Relay-Version: version B 2.10 5/3/83; site utzoo.UUCP
Posting-Version: version B 2.10.2 9/18/84 SMI; site sun.uucp
Path: utzoo!watmath!clyde!burl!ulysses!ucbvax!decvax!decwrl!sun!guy
From: guy@sun.uucp (Guy Harris)
Newsgroups: net.database
Subject: Re: UNIX + database
Message-ID: <2693@sun.uucp>
Date: Fri, 23-Aug-85 18:36:27 EDT
Article-I.D.: sun.2693
Posted: Fri Aug 23 18:36:27 1985
Date-Received: Sun, 25-Aug-85 13:57:33 EDT
References: <164@3comvax.UUCP>
Distribution: net
Organization: Sun Microsystems, Inc.
Lines: 89

> 	I'm curious about the 'suitability' of UNIX with respect to
> database implementations.  I've heard criticisms about the file system
> because to find a given sector in a file may require looking at up to
> 3 other sectors associated with the file inode.
> 	Some people say that 'extent-based' file systems are inherently
> faster than unix's.

If the extents are big enough, this may be true.  The UNIX file map for the
V7 file system (used by all standard UNIX releases except 4.2/4.3BSD) has,
in the inode (which is always in core), 10 direct block pointers, one
singly-indirect block pointer, one doubly-indirect block pointer, and one
triply-indirect block pointer.  The 10 direct block pointers point to the
first 10 blocks of the file (usually 512 or 1024 bytes), the singly-indirect
block pointer points to a block which points to the next 128 512-byte blocks
or the next 256 1024-byte blocks, the doubly-indirect block pointer points
to a block which points to the appropriate number of indirect blocks, etc..
At worst, you have to fetch the triply-indirect block, the appropriate
doubly-indirect block it points to, and the appropriate singly-indirect
block it points to, in order to fetch a block of the file.  However, there
is a fair chance that the triply-indirect block is in core if you've just
referenced another block using it; the same applies to the other blocks.

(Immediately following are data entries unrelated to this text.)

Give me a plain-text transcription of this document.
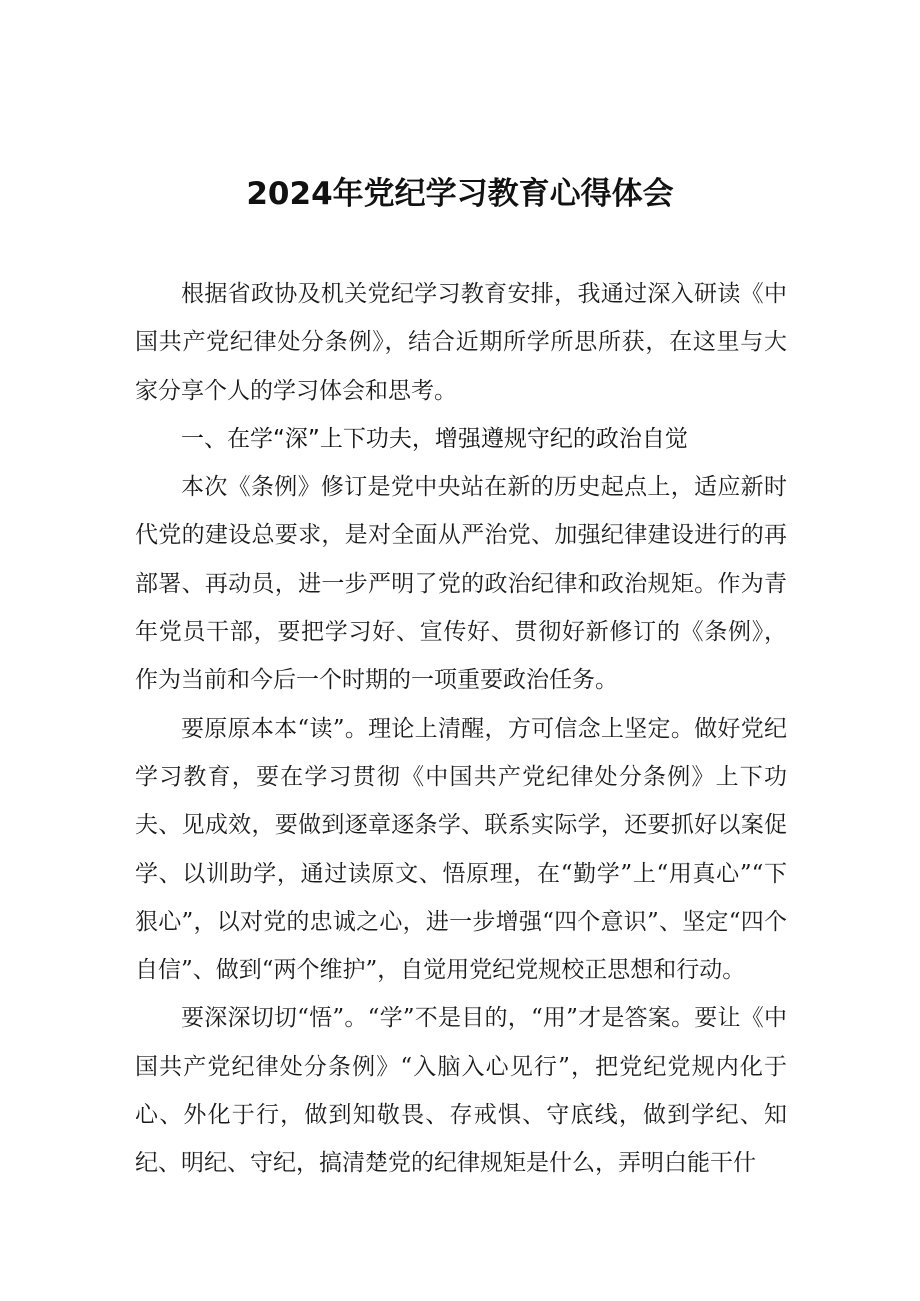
2024年党纪学习教育心得体会

根据省政协及机关党纪学习教育安排，我通过深入研读《中国共产党纪律处分条例》，结合近期所学所思所获，在这里与大家分享个人的学习体会和思考。

一、在学“深”上下功夫，增强遵规守纪的政治自觉

本次《条例》修订是党中央站在新的历史起点上，适应新时代党的建设总要求，是对全面从严治党、加强纪律建设进行的再部署、再动员，进一步严明了党的政治纪律和政治规矩。作为青年党员干部，要把学习好、宣传好、贯彻好新修订的《条例》，作为当前和今后一个时期的一项重要政治任务。

要原原本本“读”。理论上清醒，方可信念上坚定。做好党纪学习教育，要在学习贯彻《中国共产党纪律处分条例》上下功夫、见成效，要做到逐章逐条学、联系实际学，还要抓好以案促学、以训助学，通过读原文、悟原理，在“勤学”上“用真心”“下狠心”，以对党的忠诚之心，进一步增强“四个意识”、坚定“四个自信”、做到“两个维护”，自觉用党纪党规校正思想和行动。

要深深切切“悟”。“学”不是目的，“用”才是答案。要让《中国共产党纪律处分条例》“入脑入心见行”，把党纪党规内化于心、外化于行，做到知敬畏、存戒惧、守底线，做到学纪、知纪、明纪、守纪，搞清楚党的纪律规矩是什么，弄明白能干什
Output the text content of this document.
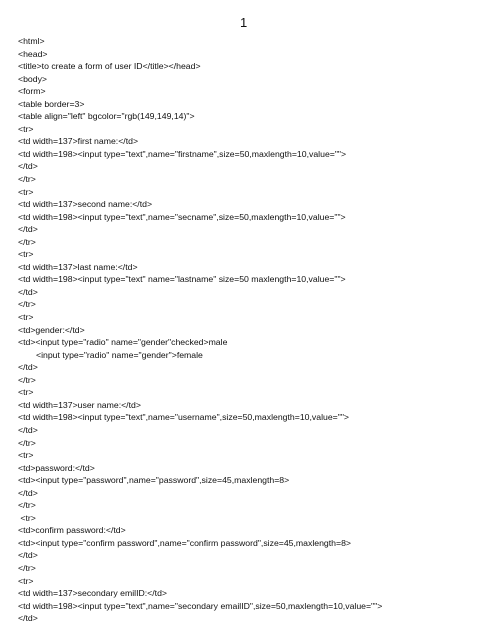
1
<html>
<head>
<title>to create a form of user ID</title></head>
<body>
<form>
<table border=3>
<table align="left" bgcolor="rgb(149,149,14)">
<tr>
<td width=137>first name:</td>
<td width=198><input type="text",name="firstname",size=50,maxlength=10,value="">
</td>
</tr>
<tr>
<td width=137>second name:</td>
<td width=198><input type="text",name="secname",size=50,maxlength=10,value="">
</td>
</tr>
<tr>
<td width=137>last name:</td>
<td width=198><input type="text" name="lastname" size=50 maxlength=10,value="">
</td>
</tr>
<tr>
<td>gender:</td>
<td><input type="radio" name="gender"checked>male
<input type="radio" name="gender">female
</td>
</tr>
<tr>
<td width=137>user name:</td>
<td width=198><input type="text",name="username",size=50,maxlength=10,value="">
</td>
</tr>
<tr>
<td>password:</td>
<td><input type="password",name="password",size=45,maxlength=8>
</td>
</tr>
<tr>
<td>confirm password:</td>
<td><input type="confirm password",name="confirm password",size=45,maxlength=8>
</td>
</tr>
<tr>
<td width=137>secondary emilID:</td>
<td width=198><input type="text",name="secondary emailID",size=50,maxlength=10,value="">
</td>
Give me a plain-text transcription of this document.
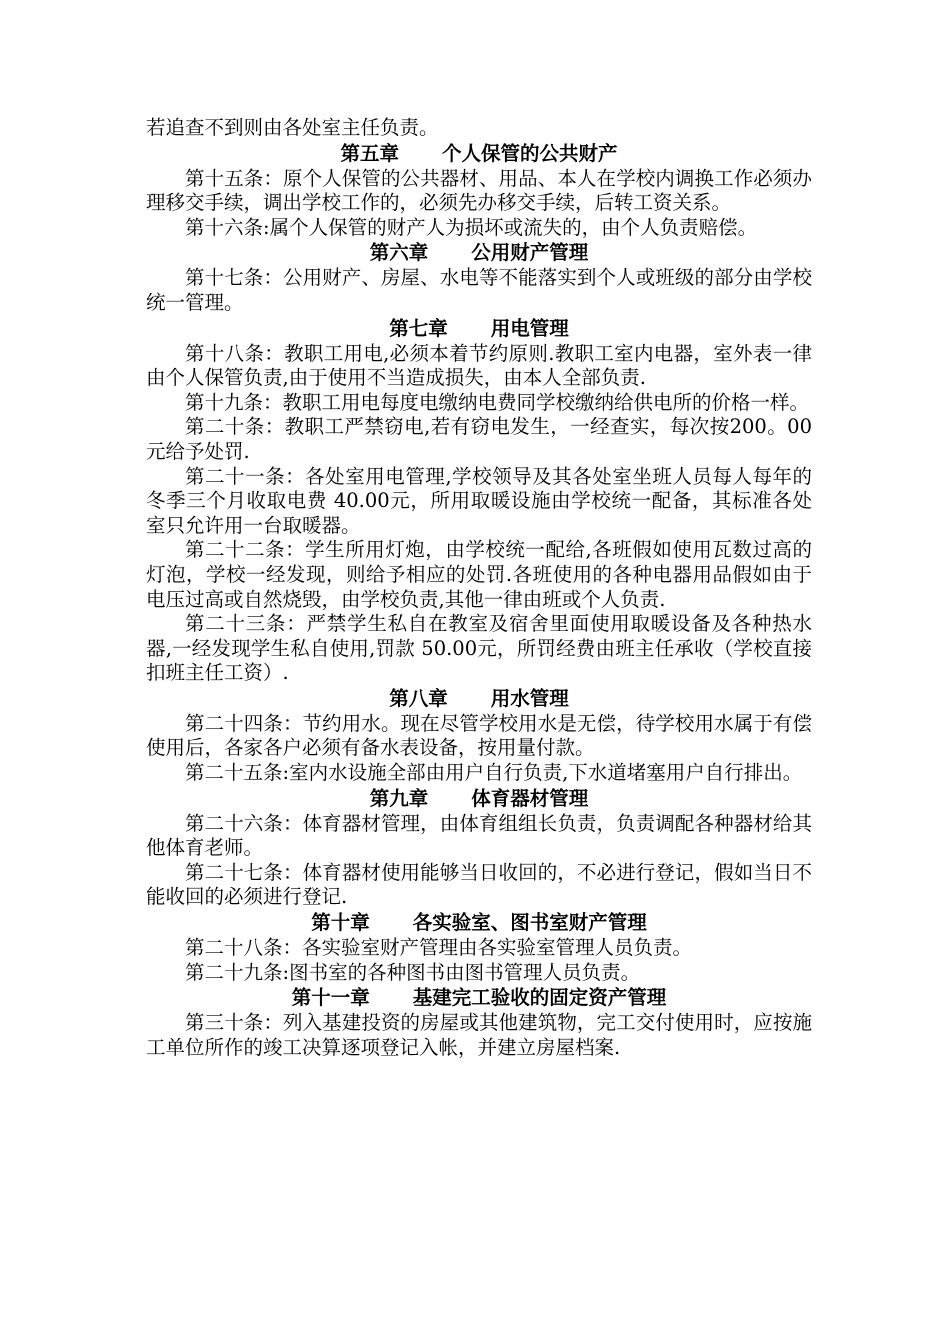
若追查不到则由各处室主任负责。

第五章 个人保管的公共财产

第十五条：原个人保管的公共器材、用品、本人在学校内调换工作必须办理移交手续，调出学校工作的，必须先办移交手续，后转工资关系。

第十六条:属个人保管的财产人为损坏或流失的，由个人负责赔偿。

第六章 公用财产管理

第十七条：公用财产、房屋、水电等不能落实到个人或班级的部分由学校统一管理。

第七章 用电管理

第十八条：教职工用电,必须本着节约原则.教职工室内电器，室外表一律由个人保管负责,由于使用不当造成损失，由本人全部负责.

第十九条：教职工用电每度电缴纳电费同学校缴纳给供电所的价格一样。

第二十条：教职工严禁窃电,若有窃电发生，一经查实，每次按200。00元给予处罚.

第二十一条：各处室用电管理,学校领导及其各处室坐班人员每人每年的冬季三个月收取电费 40.00元，所用取暖设施由学校统一配备，其标准各处室只允许用一台取暖器。

第二十二条：学生所用灯炮，由学校统一配给,各班假如使用瓦数过高的灯泡，学校一经发现，则给予相应的处罚.各班使用的各种电器用品假如由于电压过高或自然烧毁，由学校负责,其他一律由班或个人负责.

第二十三条：严禁学生私自在教室及宿舍里面使用取暖设备及各种热水器,一经发现学生私自使用,罚款 50.00元，所罚经费由班主任承收（学校直接扣班主任工资）.

第八章 用水管理

第二十四条：节约用水。现在尽管学校用水是无偿，待学校用水属于有偿使用后，各家各户必须有备水表设备，按用量付款。

第二十五条:室内水设施全部由用户自行负责,下水道堵塞用户自行排出。

第九章 体育器材管理

第二十六条：体育器材管理，由体育组组长负责，负责调配各种器材给其他体育老师。

第二十七条：体育器材使用能够当日收回的，不必进行登记，假如当日不能收回的必须进行登记.

第十章 各实验室、图书室财产管理

第二十八条：各实验室财产管理由各实验室管理人员负责。

第二十九条:图书室的各种图书由图书管理人员负责。

第十一章 基建完工验收的固定资产管理

第三十条：列入基建投资的房屋或其他建筑物，完工交付使用时，应按施工单位所作的竣工决算逐项登记入帐，并建立房屋档案.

The 4.2BSD file system has 12 direct pointers, and the blocks are usually
4096 or 8192 bytes; it has triply-indirect blocks but they've never been
tested, as files can get a lot bigger before they require them.

The file map for an extent-based file system typically consists of entries
which say "the next N blocks of the file are located in the N blocks on the
disk starting at block M".  Thus, a map entry can map more blocks than a
UNIX map entry, which always maps in units of the file system's block size.
However, you can't directly compute the location of the map entry for a
given block of a file in a scheme like this; you have to search the map for
the entry.  This could, in principle, require more blocks to be read than
the UNIX scheme.  I don't know that it does so in practice.

I don't think there's a simple answer to the question "is an extent-style
file map faster than a UNIX-style file map?"  It depends on the pattern of
accesses to blocks of the file.  The worst case would be purely random
access; however, both the UNIX scheme and the extent map scheme perform much
better if the locus of file access doesn't move too fast (the UNIX scheme is
more likely to find the desired indirect block in the buffer cache, and the
extent map scheme is more likely not to have to "turn the window" and pull
in another map block).  I don't know the locality of "typical" block
accesses in a "typical" database system.

Another issue is "how much is a large file scattered across the disk?"  The
V7 file system uses a linked list to record unused blocks; when writing a
file, this makes it harder to allocate block N+1 of a file on a cylinder
near block N.  The 4.2BSD file system (and some other file systems used on
UNIX-based systems), and most (if not all) extent-based file systems, use a
bit map and can more easily allocate a block near its neighbor in the file.

Does anybody have any numbers comparing the behavior of a database system on
the V7 file system, the 4.2BSD file system, and some extent-based file
systems?

> 	I've also heard that databases usually rely on locking primitives
> which aren't present in UNIX.  (So how do UNIX databases perform locking?).

Some of them (such as INGRES) require you to add those primitives to UNIX
(INGRES has a device driver which you install into your system).

> 	I've heard that SystemV UNIX (release 2?) has now defined some locking
> primitives.  Is this true?  Doesn't this imply some important changes to the
> kernel?

S5R2 Version 2 (for the VAX; lord knows what version for other systems) has
a set of locking primitives.  They are influenced by a set of locking
primitives originally developed by John Bass, which permit you to lock a
region of a file defined by a file offset and a byte count.  Most of the
UNIX file/record locking primitives descend from these primitives.  The
/usr/group UNIX-based OS standard includes one such set; the S5R2V2 system
implements these on top of their own similar primitives as a compatibility
layer.

Yes, it implies important changes to the kernel; so what?  One would expect
it to require some changes...

> 	What about different file access methods (ISAM, hashed, etc)?  Can
> these always be satisfactorily layered on unix's bytestream file system
> as a library?  Isn't this expensive in terms of performance?

Why would it be any more expensive than, say, layering it on VMS's
block-array file system as a library (which is exactly what VMS does)?  Many
OSes out there have a low-level set of file I/O primitives which imply no
file structure, and build text file, or ISAM, or hashed, or whatever file
structure on top of them, just as UNIX does.

	Guy Harris